= Militärischer Führungsrat =

The Militärischer Führungsrat (MFR, English: Military Leadership Council) is a German military body established in 1955 to discuss matters of fundamental importance to the Bundeswehr under the chairmanship of the Inspector General. Its aim is to reach a consensus across the armed forces as a basis for the Inspector General's military advice, although the Council does not possess formal decision-making authority. The council is located within the Federal Ministry of Defence. Its members include the Inspector General, his deputy, the inspectors general of the individual branches of the armed forces, the commander of the Bundeswehr Operational Command, and, depending on the topic, the commander of the Central Medical Services, who serves as the military medical advisor to the leadership of the Ministry of Defence. The Council may be expanded to include additional members at the discretion of the Inspector General. It is comparable to the Joint Chiefs of Staff.

== Composition ==

| Position | Picture | Name | Flag |
|---|---|---|---|
| Inspector General of the Bundeswehr (chairman) | Generalinspekteur Carsten Breuer | General Carsten Breuer |  |
| Deputy Inspector General of the Bundeswehr |  | Generaloberstabsarzt Nicole Schilling |  |
| Inspector of the Army |  | Generalleutnant Christian Freuding |  |
| Inspector of the Air Force |  | Generalleutnant Holger Neumann |  |
| Inspector of the Navy |  | Vizeadmiral Jan Christian Kaack |  |
| Inspector of the Cyber Force |  | Vizeadmiral Thomas Daum |  |
| Commander of the Operational Command |  | Generalleutnant Alexander Sollfrank |  |
| Commander of the Central Medical Services |  | Generaloberstabsarzt Ralf Hoffmann |  |

== History ==
The first Inspector General of the Bundeswehr, Adolf Heusinger, was appointed chairman of the newly established Military Leadership Council on November 22, 1955. This council was intended to serve as an advisory body to the civilian leadership of the newly formed Federal Ministry of Defense. Shortly thereafter, on December 8, 1955, the Military Leadership Council convened for its first meeting and from then on had the following tasks:

Its task was to study future warfare, with particular consideration of the use of nuclear weapons in the areas of overall warfare, tactical command, and the review and coordination of the tactical command regulations of the armed forces. Furthermore, it was to develop proposals for the deployment of the new West German armed forces for the defense of Western Europe and their integration into NATO structures. Within the scope of this work, it was also to consider and could address proposed changes to NATO's military system or provide opinions on such proposals. In addition, the organization, training, and operational readiness of the armed forces were to be planned and coordinated with the respective military departments. To establish a national defense, proposals were also to be made regarding the demands placed on the economy and transportation system of the young Federal Republic. This area also included the conceptualization of ground-based defense, its tasks, structure, and deployment, as well as personnel and equipment reinforcements.
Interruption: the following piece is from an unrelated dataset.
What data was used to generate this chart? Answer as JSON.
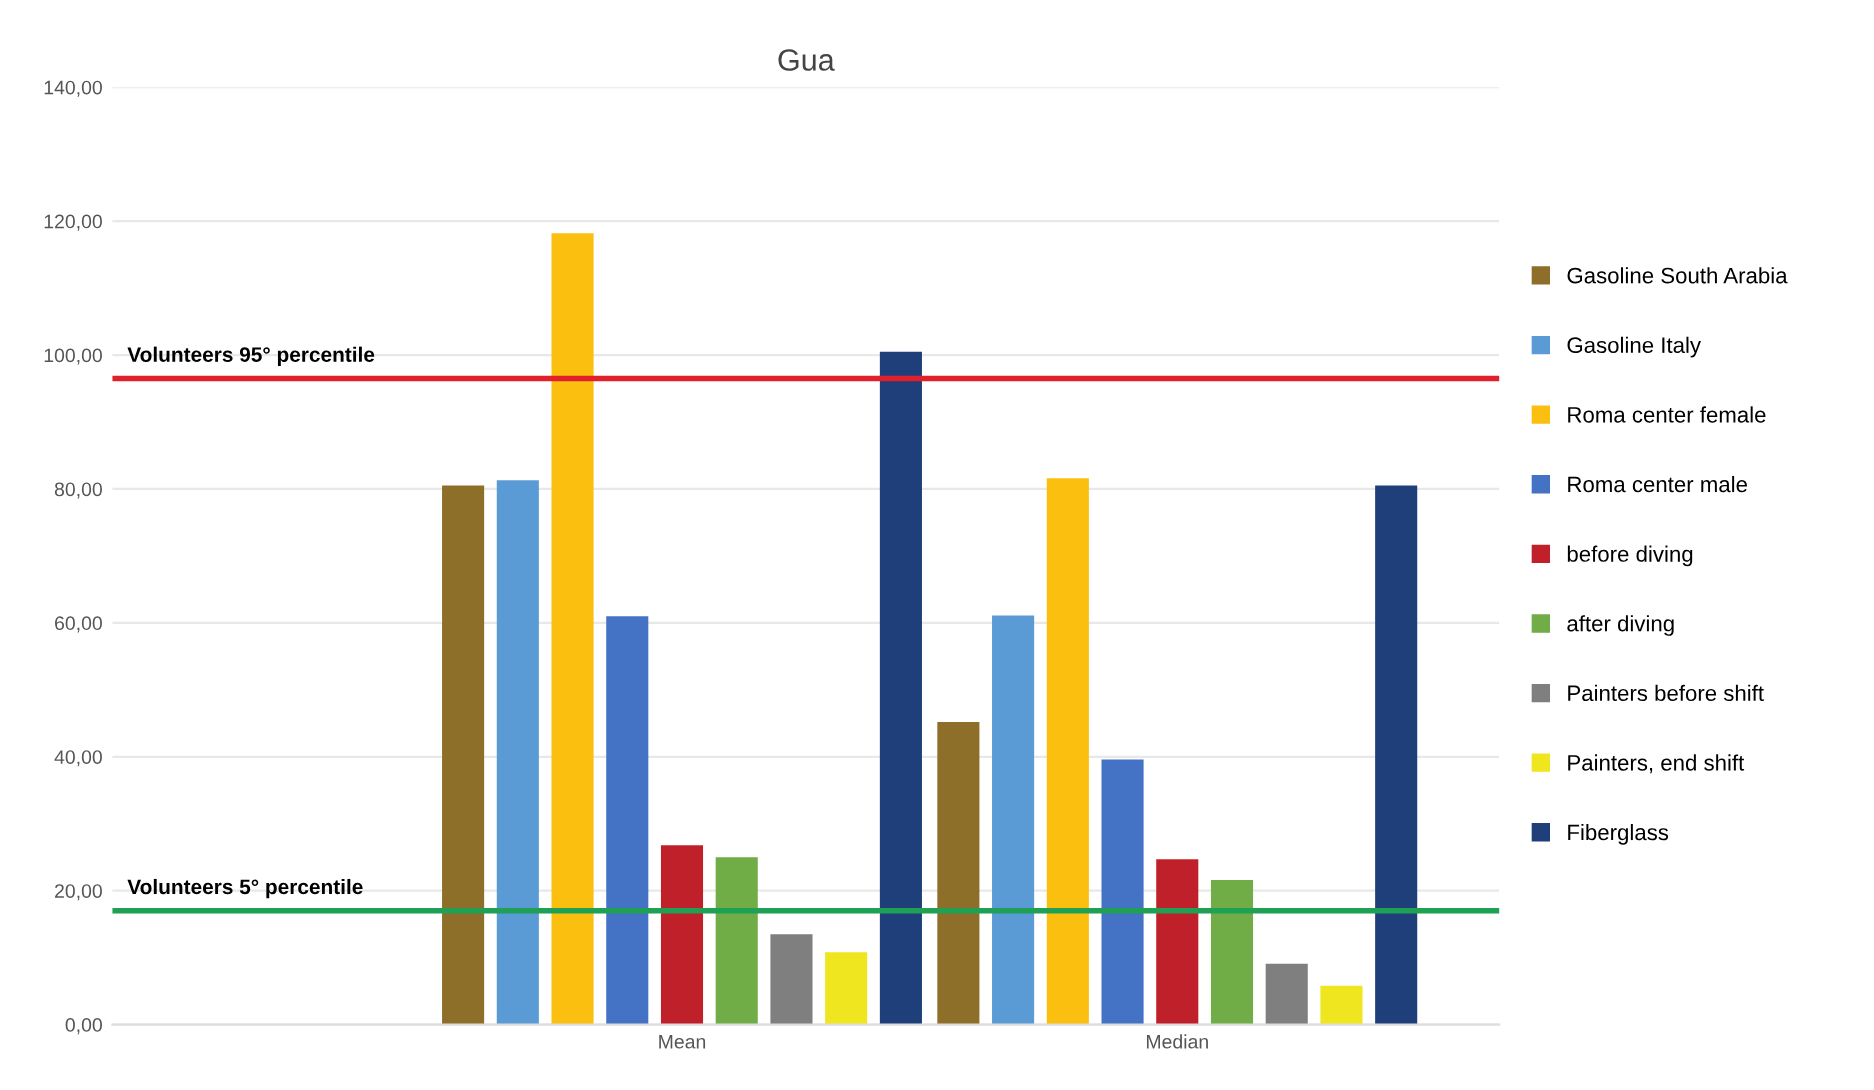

Finally, the Military Leadership Council addressed the planning of the training of future general staff officers, including proposals for their selection, training program, and subsequent deployment.
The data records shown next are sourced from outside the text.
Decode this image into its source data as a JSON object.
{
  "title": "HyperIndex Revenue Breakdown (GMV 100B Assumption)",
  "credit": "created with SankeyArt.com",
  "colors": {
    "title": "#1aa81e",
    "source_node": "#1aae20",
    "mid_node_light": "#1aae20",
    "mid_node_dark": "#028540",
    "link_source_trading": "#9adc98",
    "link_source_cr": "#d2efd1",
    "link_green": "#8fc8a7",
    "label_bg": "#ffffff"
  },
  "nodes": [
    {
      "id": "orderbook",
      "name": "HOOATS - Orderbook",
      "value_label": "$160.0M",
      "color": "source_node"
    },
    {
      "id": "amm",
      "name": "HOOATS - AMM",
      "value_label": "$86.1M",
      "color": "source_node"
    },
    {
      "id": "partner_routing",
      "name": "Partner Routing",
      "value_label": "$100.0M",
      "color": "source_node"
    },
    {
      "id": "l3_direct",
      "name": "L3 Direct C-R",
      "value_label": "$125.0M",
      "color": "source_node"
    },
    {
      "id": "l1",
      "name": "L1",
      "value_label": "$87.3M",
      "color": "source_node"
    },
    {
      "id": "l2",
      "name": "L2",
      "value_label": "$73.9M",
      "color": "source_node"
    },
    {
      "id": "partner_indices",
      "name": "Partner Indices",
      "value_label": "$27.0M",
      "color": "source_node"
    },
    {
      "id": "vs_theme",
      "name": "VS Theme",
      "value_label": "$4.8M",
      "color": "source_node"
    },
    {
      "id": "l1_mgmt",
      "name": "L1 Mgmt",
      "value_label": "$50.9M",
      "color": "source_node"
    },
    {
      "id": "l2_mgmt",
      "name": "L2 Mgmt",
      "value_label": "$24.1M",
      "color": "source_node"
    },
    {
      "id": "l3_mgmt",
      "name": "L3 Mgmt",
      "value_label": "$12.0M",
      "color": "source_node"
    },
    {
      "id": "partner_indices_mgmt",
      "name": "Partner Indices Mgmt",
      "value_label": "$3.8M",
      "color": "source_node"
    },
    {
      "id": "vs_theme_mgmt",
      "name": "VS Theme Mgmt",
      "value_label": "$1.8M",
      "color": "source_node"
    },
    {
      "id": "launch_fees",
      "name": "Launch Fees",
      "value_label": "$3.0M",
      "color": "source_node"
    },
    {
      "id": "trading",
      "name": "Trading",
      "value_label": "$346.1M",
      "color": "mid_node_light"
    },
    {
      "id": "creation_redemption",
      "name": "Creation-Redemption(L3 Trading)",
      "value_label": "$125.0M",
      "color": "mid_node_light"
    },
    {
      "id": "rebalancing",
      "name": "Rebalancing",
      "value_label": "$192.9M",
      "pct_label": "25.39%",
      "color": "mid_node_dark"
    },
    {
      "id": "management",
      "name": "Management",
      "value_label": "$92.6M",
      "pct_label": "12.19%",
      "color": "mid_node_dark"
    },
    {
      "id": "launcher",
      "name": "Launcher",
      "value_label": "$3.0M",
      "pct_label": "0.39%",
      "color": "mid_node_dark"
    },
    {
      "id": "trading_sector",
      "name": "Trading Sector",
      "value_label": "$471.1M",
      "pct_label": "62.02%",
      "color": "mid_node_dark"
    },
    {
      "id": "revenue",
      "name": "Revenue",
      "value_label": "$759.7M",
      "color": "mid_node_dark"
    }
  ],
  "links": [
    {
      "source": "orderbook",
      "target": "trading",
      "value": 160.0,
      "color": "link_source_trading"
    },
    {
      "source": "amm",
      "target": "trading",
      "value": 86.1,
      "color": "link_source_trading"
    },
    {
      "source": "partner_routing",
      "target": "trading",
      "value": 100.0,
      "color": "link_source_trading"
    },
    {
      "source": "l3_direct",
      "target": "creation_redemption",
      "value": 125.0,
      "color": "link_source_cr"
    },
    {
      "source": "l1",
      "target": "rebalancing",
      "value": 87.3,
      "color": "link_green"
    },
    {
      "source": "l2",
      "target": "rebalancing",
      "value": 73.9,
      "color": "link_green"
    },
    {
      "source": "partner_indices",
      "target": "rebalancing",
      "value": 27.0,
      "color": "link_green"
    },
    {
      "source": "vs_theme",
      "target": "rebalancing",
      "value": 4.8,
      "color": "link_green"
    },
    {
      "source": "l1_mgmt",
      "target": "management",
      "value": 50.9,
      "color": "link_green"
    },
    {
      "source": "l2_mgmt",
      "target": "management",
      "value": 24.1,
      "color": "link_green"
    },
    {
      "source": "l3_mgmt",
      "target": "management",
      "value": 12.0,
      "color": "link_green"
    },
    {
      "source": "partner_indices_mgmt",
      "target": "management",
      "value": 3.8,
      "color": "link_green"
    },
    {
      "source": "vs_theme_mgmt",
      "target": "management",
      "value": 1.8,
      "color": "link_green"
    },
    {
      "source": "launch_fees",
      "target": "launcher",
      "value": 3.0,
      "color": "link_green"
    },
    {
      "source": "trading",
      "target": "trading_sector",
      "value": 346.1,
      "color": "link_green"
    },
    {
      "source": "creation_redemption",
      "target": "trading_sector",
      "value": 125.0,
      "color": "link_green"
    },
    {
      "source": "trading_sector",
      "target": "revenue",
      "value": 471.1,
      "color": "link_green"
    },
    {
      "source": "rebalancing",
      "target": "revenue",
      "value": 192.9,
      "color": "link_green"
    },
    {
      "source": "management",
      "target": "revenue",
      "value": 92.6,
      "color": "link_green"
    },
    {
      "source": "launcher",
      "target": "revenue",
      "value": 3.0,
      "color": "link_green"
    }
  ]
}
Following the reorganization of the military departments into command staffs, the members of the Military Leadership Council were the Inspector General of the Bundeswehr, the Inspectors General of the Armed Forces, and the Inspector General of the Medical and Health Services. The Deputy Inspector General also participated in the meetings of the Military Leadership Council.

The Military Leadership Council's position within the organization of the Ministry of Defense was initially only provisional. This was stipulated by Defense Minister Helmut Schmidt (SPD) in the "Blankenese Decree" of March 21, 1970. Three years later, on June 20, 1973, his successor, Georg Leber (SPD), decreed that the Deputy Inspector General would be a full member of the Military Leadership Council.

The Inspector General has always chaired the Military Leadership Council and also sets the agenda. Following the establishment of the Joint Support Service in 2000, the Inspector of the Joint Support Service, who was also the Second Deputy Inspector General, became a member of the Military Leadership Council. With the creation of the new military organizational area of Cyber and Information Domain on April 1, 2017, the Inspector of Cyber and Information Domain also became a member.

Most recently, the so-called "Osnabrück Decree" of 2024 defined the tasks and composition of the Military Leadership Council.